GitLab Inc. (NASDAQ:GTLB) has been identified as one of the best IPO stocks to buy right now, according to a recent analysis by Truist. The firm recently reduced its price target for GitLab to $35 from $42 while maintaining a Hold rating. This adjustment was made as part of a broader evaluation of the infrastructure software sector, which is currently facing market pressure driven by concerns about long-term terminal value rather than immediate fundamentals. Truist emphasized the increasing importance of AI-centered strategies in navigating these challenges.
In light of recent trends, Truist highlighted that companies relying on seat-based revenue models have been the weakest performers in the sector, both in 2025 and early 2026. As a result, the firm emphasized the need for these companies to successfully adopt AI use cases and transition away from seat-based deployments as strategic imperatives for future growth.
Adding to the analysis, Morgan Stanley downgraded GitLab Inc. on January 12 from Overweight to Equal Weight and lowered its price target to $42 from $55. Despite believing that concerns over competition from AI startups and risks to developer seat growth are overstated, the firm anticipates that dispelling these bearish views will require time.
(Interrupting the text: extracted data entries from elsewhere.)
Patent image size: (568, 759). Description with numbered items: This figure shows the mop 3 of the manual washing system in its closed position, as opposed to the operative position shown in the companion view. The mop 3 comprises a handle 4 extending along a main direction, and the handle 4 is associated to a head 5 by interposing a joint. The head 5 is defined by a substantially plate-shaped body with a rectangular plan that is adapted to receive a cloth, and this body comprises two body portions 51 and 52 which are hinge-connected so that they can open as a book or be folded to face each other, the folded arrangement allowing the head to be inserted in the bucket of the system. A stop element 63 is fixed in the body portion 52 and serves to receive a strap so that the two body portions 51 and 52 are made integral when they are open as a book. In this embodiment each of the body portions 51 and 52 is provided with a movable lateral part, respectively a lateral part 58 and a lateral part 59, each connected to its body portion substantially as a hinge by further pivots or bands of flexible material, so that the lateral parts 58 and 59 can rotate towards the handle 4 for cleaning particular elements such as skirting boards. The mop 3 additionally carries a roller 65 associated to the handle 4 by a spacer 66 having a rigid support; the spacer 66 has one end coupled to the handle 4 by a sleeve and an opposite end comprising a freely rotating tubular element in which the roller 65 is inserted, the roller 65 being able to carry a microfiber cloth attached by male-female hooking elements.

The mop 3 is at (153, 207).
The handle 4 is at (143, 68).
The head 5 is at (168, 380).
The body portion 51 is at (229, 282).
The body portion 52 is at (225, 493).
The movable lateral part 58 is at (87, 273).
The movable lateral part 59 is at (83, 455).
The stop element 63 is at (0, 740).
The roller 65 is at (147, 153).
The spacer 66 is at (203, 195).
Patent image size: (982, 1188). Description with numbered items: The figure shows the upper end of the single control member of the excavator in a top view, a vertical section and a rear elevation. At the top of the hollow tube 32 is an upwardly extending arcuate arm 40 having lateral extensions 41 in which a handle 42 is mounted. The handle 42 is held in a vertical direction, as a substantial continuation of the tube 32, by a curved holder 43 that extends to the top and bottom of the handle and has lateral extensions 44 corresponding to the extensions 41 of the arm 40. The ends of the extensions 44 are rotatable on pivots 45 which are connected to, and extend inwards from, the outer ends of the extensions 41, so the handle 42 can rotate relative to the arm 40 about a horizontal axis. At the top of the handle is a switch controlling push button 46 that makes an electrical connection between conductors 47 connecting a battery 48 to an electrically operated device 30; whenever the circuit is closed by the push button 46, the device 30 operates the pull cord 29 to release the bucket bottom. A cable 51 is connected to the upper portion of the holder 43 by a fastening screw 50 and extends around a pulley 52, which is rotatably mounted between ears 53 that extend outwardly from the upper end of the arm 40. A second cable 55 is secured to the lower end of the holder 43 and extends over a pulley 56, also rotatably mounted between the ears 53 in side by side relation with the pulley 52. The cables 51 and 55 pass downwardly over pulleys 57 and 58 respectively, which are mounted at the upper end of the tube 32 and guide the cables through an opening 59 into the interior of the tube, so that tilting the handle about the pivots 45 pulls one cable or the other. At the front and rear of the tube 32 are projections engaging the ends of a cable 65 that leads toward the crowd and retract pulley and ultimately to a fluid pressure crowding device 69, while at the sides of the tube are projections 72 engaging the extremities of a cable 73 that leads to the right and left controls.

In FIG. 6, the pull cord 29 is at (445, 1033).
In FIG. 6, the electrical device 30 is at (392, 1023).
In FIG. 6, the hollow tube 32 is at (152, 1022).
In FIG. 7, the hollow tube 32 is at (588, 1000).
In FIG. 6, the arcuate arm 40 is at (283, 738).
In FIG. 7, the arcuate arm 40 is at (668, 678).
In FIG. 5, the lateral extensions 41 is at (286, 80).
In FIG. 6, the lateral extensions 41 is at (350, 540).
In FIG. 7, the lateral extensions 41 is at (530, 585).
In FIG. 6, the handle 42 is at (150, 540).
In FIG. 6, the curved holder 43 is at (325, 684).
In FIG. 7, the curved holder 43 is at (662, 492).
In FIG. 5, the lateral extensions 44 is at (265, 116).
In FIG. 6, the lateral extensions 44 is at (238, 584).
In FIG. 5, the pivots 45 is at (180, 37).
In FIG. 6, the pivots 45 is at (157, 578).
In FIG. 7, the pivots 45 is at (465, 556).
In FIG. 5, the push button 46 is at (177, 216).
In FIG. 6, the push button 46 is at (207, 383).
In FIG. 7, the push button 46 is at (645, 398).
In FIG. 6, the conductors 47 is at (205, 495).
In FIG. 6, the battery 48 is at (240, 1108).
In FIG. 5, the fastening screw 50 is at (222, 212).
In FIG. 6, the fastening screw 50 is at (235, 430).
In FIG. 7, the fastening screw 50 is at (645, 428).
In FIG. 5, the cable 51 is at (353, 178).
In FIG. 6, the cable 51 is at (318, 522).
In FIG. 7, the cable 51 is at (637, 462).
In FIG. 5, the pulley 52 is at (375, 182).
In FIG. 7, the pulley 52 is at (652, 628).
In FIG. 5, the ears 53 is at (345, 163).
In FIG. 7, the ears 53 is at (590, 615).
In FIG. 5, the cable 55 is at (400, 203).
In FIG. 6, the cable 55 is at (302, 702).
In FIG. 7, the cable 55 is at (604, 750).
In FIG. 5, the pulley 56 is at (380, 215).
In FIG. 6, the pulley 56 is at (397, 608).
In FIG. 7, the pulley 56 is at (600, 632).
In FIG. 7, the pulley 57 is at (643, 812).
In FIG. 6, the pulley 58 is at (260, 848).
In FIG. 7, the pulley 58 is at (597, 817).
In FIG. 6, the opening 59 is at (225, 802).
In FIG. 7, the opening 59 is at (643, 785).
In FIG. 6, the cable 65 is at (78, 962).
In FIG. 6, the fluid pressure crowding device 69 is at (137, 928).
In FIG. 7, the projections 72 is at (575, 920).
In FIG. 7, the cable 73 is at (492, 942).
As a result, Morgan Stanley foresees FY2027 as a transition period marked by a slowdown in growth and identifies near-term tactical risks for the company.
GitLab Inc., along with its subsidiaries, is a software development company that operates in the US, Europe, and the Asia Pacific. While the company shows promise as an investment opportunity, some analysts believe that other AI stocks may offer greater upside potential with less downside risk. For investors seeking exposure to undervalued AI stocks that stand to benefit from current economic trends, exploring alternative options may be worthwhile.
In conclusion, while GitLab Inc. remains a compelling investment choice, investors should consider the broader landscape of AI stocks for potential opportunities. By staying informed and diversifying their portfolios, investors can better position themselves to capitalize on emerging trends in the market.